A blast at a college in the Crimean port city of Kerch killed 10 people and injured dozens on Wednesday, Russian news agencies reported, and the Kremlin said one version being examined was that it was a terror attack.
Initial reports about the explosion in Crimea — a Black Sea peninsula which Russian annexed from Ukraine four years ago — cited law enforcement sources as saying the suspected cause was a gas canister blowing up.
However, Kremlin spokesman Dmitry Peskov told reporters that terrorism was among the versions being studied and that President Vladimir Putin had ordered security services to investigate.
Russia's RIA news agency cited an official at the National Anti-Terrorism Committee, a law enforcement body, as saying the blast was caused by an unknown explosive device.
An employee at a hospital in Kerch was quoted as saying that 18 people had already been admitted with injuries from the explosion and that doctors were expecting around 50 more wounded people to be brought in.
"There are already lots of people in the emergency room, and in the operating theatre," the TASS news agency quoted the employee as saying.
Photographs from the scene of the blast posted by local media outlet Kerch.FM showed that the ground floor windows of the two-story building had been blown out, and that debris from the building was lying on the floor outside.

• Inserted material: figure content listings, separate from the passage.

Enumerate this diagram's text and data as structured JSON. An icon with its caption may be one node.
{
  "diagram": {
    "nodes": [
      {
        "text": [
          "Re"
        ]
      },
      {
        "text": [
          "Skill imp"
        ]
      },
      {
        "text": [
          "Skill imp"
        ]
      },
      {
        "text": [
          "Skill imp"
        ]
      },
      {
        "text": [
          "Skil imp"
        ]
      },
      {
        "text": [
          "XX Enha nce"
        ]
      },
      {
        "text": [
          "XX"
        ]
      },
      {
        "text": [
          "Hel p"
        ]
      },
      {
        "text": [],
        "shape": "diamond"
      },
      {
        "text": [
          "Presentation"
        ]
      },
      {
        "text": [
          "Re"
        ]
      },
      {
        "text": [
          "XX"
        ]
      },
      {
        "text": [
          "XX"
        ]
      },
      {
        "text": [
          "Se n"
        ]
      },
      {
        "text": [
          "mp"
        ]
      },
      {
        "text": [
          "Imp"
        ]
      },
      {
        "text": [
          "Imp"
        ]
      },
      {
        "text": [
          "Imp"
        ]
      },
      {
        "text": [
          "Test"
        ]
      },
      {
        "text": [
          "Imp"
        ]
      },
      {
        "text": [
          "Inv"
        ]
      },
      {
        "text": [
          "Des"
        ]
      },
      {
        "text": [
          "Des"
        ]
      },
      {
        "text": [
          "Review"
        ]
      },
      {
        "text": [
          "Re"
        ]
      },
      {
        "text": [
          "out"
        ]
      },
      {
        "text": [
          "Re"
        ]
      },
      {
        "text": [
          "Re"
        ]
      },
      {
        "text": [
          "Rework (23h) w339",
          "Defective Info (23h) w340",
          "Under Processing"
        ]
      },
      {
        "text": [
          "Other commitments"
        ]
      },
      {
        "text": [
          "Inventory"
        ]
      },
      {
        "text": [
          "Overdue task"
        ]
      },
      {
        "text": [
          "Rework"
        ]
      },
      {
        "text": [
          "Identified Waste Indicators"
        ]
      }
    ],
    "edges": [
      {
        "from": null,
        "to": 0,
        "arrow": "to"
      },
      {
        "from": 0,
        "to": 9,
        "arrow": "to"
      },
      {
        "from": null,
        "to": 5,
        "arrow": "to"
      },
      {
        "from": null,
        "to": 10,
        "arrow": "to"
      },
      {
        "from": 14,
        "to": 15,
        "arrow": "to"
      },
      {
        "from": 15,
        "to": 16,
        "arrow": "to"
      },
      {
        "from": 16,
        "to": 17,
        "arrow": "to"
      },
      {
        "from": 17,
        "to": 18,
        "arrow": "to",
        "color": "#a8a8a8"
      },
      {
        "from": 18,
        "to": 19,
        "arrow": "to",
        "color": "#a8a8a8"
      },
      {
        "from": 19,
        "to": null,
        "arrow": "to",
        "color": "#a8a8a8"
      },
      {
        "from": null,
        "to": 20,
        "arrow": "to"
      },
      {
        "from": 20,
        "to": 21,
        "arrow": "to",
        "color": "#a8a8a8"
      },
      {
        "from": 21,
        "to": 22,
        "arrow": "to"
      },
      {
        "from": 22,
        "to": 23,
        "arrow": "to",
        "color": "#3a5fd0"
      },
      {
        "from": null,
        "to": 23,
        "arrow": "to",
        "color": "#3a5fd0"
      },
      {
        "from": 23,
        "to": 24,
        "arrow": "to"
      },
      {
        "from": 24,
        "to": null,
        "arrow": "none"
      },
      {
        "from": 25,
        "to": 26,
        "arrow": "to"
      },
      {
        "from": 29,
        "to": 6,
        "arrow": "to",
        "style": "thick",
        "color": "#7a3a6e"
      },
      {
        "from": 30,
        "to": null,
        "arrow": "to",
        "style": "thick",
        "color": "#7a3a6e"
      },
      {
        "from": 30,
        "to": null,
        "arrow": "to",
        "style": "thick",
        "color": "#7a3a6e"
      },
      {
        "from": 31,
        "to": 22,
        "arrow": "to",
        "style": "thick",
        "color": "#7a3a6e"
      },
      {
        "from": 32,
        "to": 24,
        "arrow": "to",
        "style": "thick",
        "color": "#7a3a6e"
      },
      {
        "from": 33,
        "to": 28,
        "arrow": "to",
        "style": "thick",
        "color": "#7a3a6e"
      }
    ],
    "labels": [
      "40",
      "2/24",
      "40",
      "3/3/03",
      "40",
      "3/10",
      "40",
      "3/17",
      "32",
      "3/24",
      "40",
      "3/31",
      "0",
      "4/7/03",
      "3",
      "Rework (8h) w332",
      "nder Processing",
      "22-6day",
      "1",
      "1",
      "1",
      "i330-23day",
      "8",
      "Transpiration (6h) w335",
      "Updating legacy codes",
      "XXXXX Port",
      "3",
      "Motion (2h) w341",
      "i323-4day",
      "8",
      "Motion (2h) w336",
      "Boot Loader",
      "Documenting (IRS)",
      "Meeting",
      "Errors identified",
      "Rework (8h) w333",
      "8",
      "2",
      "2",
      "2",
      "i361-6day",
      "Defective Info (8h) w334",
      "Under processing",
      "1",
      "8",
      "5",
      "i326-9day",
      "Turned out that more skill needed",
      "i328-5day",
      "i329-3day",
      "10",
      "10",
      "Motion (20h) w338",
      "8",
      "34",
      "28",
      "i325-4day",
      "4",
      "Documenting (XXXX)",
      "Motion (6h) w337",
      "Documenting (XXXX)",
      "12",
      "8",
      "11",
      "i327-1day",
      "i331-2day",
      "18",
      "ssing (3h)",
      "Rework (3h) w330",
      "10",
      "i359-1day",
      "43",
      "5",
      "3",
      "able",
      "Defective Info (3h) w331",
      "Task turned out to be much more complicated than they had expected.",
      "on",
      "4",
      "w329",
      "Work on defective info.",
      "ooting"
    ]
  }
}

Ambulances and fire fighters were at the scene. One person could be seen on a stretcher being carried onto a bus.
The technical college provides vocational training to teenage pupils.
Russia annexed Ukraine's Crimea region in 2014, prompting international condemnation and Western sanctions. Kerch is the point on the peninsula where a bridge linking Crimea to Russia makes landfall on the Crimean side.
Russian President Vladimir Putin opened the bridge to road traffic in May this year, getting behind the wheel of a truck to drive it across the bridge.